Sowyrda: We may be seeing our last days of your traditional diesel frac model. I’d bet the leading frac companies today won’t be looking to buy more diesel engines but instead will have their sights set to turbine technology and the Efrac model moving forward.
Ruppelt: A primary driver for electric frac is cost reduction. To maximize cost reduction and introduce lean principles, E&Ps are focusing on the transition to field gas to power the entire upstream ecosystem. As companies complete this transformation, electrifying completions, drilling, and production becomes the primary way to economically and efficiently develop and acreage position.

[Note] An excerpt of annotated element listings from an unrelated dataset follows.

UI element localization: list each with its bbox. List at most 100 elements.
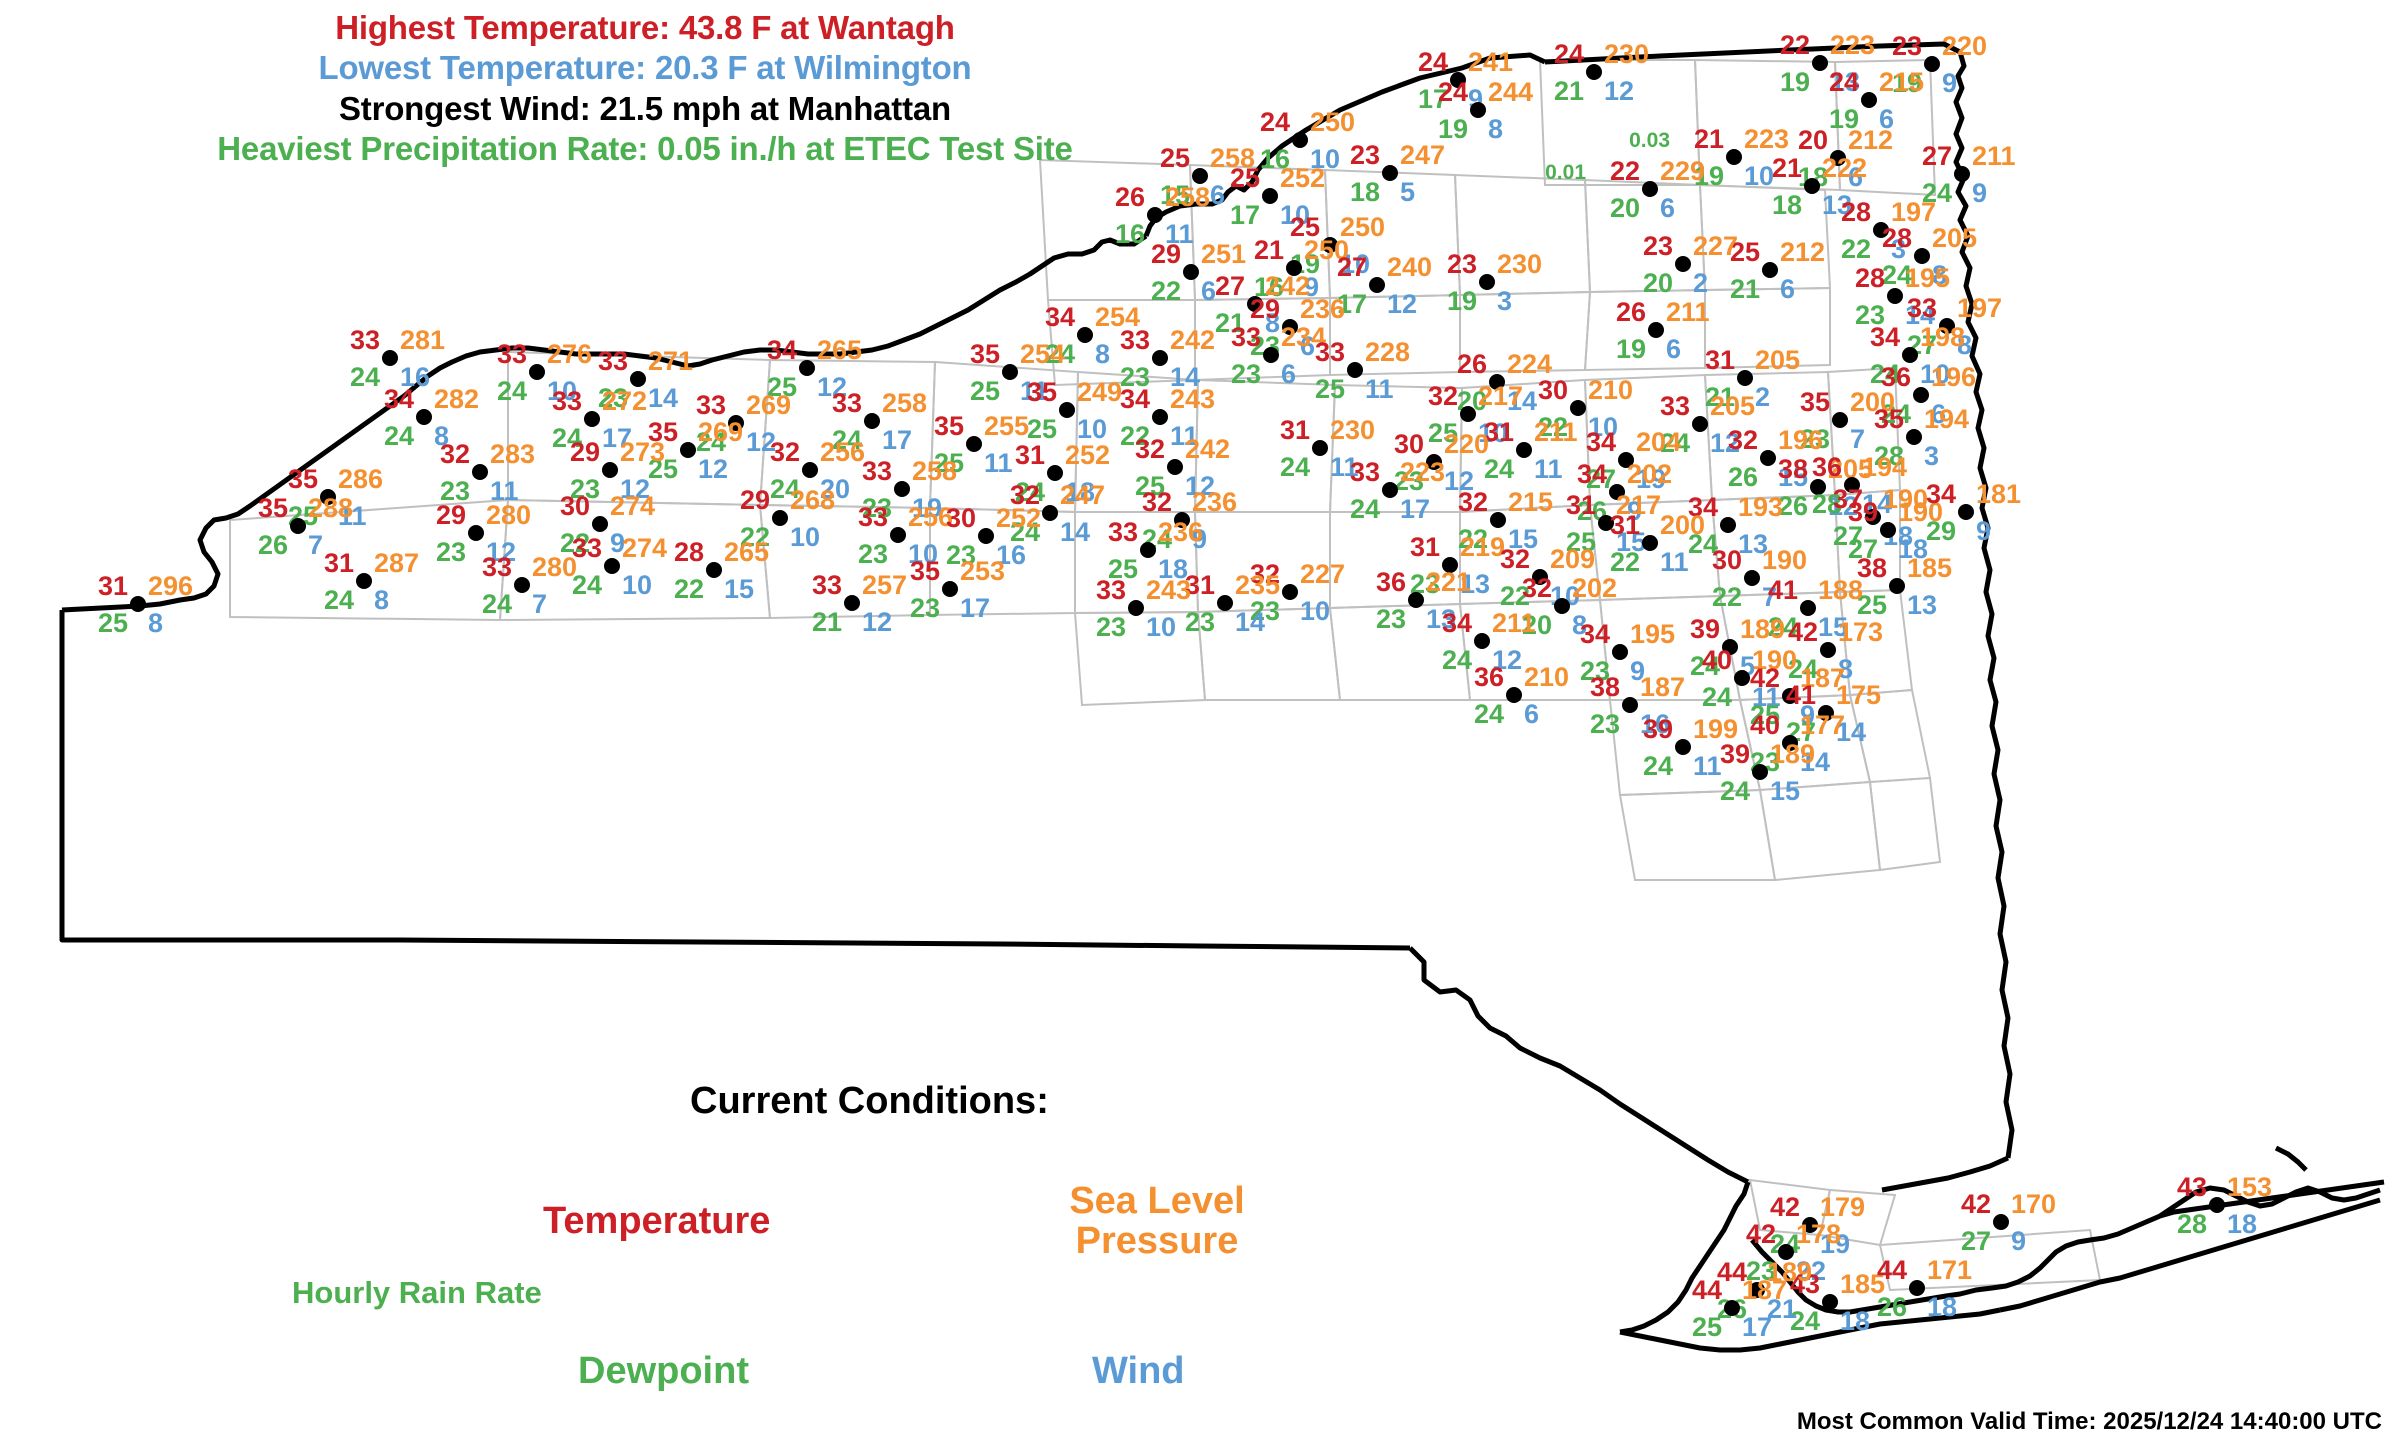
station-wind: 7 — [308, 530, 324, 560]
station-temperature: 20 — [1797, 125, 1828, 155]
station-temperature: 23 — [1642, 231, 1673, 261]
station-temperature: 33 — [496, 339, 527, 369]
station-dot-icon — [1217, 595, 1233, 611]
station-dot-icon — [1820, 642, 1836, 658]
station-pressure: 286 — [338, 464, 384, 494]
station-wind: 9 — [1800, 700, 1816, 730]
station-dot-icon — [706, 562, 722, 578]
station-temperature: 38 — [1856, 553, 1887, 583]
station-dewpoint: 25 — [1314, 374, 1345, 404]
station-wind: 11 — [490, 476, 519, 506]
station-wind: 12 — [862, 607, 893, 637]
station-dewpoint: 24 — [1009, 517, 1040, 547]
station-dewpoint: 24 — [349, 362, 380, 392]
station-temperature: 35 — [933, 411, 964, 441]
station-dewpoint: 19 — [1693, 161, 1724, 191]
station-dewpoint: 22 — [673, 574, 704, 604]
station-dewpoint: 23 — [1854, 300, 1885, 330]
station-pressure: 224 — [1507, 349, 1553, 379]
station-temperature: 22 — [1779, 30, 1810, 60]
station-temperature: 31 — [1483, 417, 1514, 447]
station-dewpoint: 23 — [1230, 359, 1261, 389]
station-dewpoint: 27 — [1832, 521, 1863, 551]
station-temperature: 34 — [1441, 608, 1472, 638]
station-temperature: 42 — [1769, 1192, 1800, 1222]
station-dot-icon — [1586, 64, 1602, 80]
station-pressure: 274 — [610, 491, 656, 521]
station-wind: 14 — [648, 383, 679, 413]
station-pressure: 249 — [1077, 377, 1123, 407]
station-pressure: 215 — [1508, 487, 1554, 517]
station-dot-icon — [1442, 557, 1458, 573]
station-dewpoint: 24 — [1719, 776, 1750, 806]
station-temperature: 31 — [97, 571, 128, 601]
station-temperature: 33 — [1119, 325, 1150, 355]
station-dot-icon — [1609, 484, 1625, 500]
station-dot-icon — [1822, 1294, 1838, 1310]
station-dot-icon — [1724, 1300, 1740, 1316]
station-pressure: 221 — [1426, 567, 1472, 597]
station-dewpoint: 24 — [1349, 494, 1380, 524]
station-dot-icon — [1802, 1217, 1818, 1233]
station-pressure: 274 — [622, 533, 668, 563]
station-pressure: 247 — [1400, 140, 1446, 170]
station-pressure: 269 — [698, 417, 744, 447]
station-temperature: 32 — [1134, 434, 1165, 464]
station-temperature: 33 — [1906, 293, 1937, 323]
station-dot-icon — [1282, 584, 1298, 600]
station-wind: 11 — [1020, 376, 1049, 406]
station-wind: 16 — [996, 540, 1027, 570]
station-dewpoint: 24 — [481, 589, 512, 619]
station-dot-icon — [2209, 1197, 2225, 1213]
station-dot-icon — [1993, 1214, 2009, 1230]
station-wind: 10 — [622, 570, 653, 600]
station-temperature: 27 — [1336, 252, 1367, 282]
station-temperature: 33 — [1107, 517, 1138, 547]
station-pressure: 211 — [1534, 417, 1578, 447]
station-dewpoint: 25 — [1749, 700, 1780, 730]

From a financial perspective, the industry needs to regain the confidence of the investor community and prove that we can produce hydrocarbons in a clean and financially sustainable manner. This renewed focus on investor returns and ESG should help guide the industry through this challenging period and introduce a new investment cycle in next-generation technologies like electric hydraulic fracturing.
Johnson: Everyone has been super-patient in this arena (operator ubiquity for Efrac). We look for a blend of solutions to be available to operators in limited quantities until the frac market improves.
The motivations need to change. This discussion has been about cost and uptime, but an aging frac supply will need to be refreshed at some point – presenting its own set of challenges.
Will it be because of cost savings and continued growth in U.S. shale? Will it be because the ESG movement takes full grip at a major and they lead the way by saying they’ll only use Efrac solutions starting in XX/YYYY? Will a major team up with a pumper to provide exclusivity to a particular technology? Will Wall Street see the light and empower pumpers to put orders in?
Lots of these questions are in play as we move into increased demand in 2022.
Rigzone: Would you like to add any comments?
Sowyrda: I strongly believe that the oilfield will be leading the way on energy innovation in the years to come. I expect to see the majority of high-energy consumers choose to avoid the traditional models of consuming electricity but instead work with groups like CSD to elect to go electric over diesel, gas to electric compression, or choose to build their own private distribution network that’s connected to their own generation resource and powered by their own onsite fuel. Renewables such as behind-the-meter wind and solar will become more prevalent, along with alternative carbon capture techniques just as Efrac is gaining momentum today.